Pinta la Revolución, que se exhibe en Bellas Artes, es una gran muestra que da cuenta de cómo la Revolución magnetizó decenas de artistas. Esta muestra que se expuso en el Museo de Arte Moderno de Filadelfia fue considerada como la exposición más importante de Estados Unidos en 2016 y por The Guardian como la más representativa del arte mexicano.

Pinta la Revolución también es una narrativa a través de más de 200 obras del arte en nuestro país en medio siglo. Allí están la historia de pintores, grabadores, escultores y fotógrafos. Además de los muralistas se exhiben obras de Tina Modotti, El Chango García Cabral, Carlos Mérida, Ángel Zárraga y Miguel Covarrubias, por mencionar sólo algunos.

Durante más de medio siglo fue criticada la llamada Escuela Mexicana de Pintura porque nos ahogaba con una cortina de nopal. Una parte considerable de sus críticos olvidaron que en materia de arte lo que importa es el arte más que sus temas. De no ser así los ateos no disfrutarían la Capilla Sixtina y los empresarios no disfrutarían a los Siqueiros, a los Orozcos, a los Riveras. Hoy no sólo los disfrutan. Forman parte de sus colecciones.

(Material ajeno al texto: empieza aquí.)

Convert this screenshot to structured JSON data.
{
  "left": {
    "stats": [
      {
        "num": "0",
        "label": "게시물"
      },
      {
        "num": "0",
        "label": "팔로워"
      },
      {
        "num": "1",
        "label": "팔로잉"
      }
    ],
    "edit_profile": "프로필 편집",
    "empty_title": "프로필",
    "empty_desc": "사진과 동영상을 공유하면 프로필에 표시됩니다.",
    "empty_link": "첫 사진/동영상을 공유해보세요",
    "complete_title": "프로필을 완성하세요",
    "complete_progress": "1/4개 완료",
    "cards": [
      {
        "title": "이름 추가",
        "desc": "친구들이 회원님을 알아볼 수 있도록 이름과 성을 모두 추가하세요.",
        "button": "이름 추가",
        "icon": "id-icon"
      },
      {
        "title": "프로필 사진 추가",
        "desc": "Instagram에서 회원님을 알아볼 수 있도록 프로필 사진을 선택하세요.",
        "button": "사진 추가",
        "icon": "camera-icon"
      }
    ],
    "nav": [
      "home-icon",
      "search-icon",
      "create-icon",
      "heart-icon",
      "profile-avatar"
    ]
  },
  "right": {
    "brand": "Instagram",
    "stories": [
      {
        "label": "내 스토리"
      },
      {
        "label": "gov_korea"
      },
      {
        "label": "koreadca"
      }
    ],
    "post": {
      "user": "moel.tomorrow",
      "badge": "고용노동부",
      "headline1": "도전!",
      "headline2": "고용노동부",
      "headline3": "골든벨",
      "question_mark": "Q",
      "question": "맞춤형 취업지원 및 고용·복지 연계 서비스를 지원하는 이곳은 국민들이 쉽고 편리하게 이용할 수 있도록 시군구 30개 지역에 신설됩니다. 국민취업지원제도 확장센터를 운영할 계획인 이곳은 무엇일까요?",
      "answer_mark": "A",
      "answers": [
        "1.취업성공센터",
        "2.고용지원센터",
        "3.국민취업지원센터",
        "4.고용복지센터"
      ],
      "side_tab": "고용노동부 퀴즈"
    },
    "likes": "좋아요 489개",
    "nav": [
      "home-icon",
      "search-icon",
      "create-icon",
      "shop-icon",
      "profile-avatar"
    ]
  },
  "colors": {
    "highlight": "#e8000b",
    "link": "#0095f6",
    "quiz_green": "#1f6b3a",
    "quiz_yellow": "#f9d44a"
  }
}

Por lo demás, algunos de los motivos de esa Revolución social que fue la primera del siglo XX nos faltan por cumplir, como aquella demanda zapatista al Constituyente de 1917 que rebasa nuestras demandas de transparencia: los zapatistas querían que los nuevos funcionarios no sólo hicieran públicos sus bienes sino que lo fueran toda su vida y no sólo durante su mandato.

¿Qué pensarían esos zapatistas sobre los embargos de información, sobre la idea de que los descendientes de los malversadores se borren de los expendientes de los archivos para limpiar el origen de su fortunas? Seguramente pensarían que de seguir las cosas así los ricos descendientes del ex gobernador Duarte, por ejemplo, podrían ser en el futuro empresarios con genio financiero.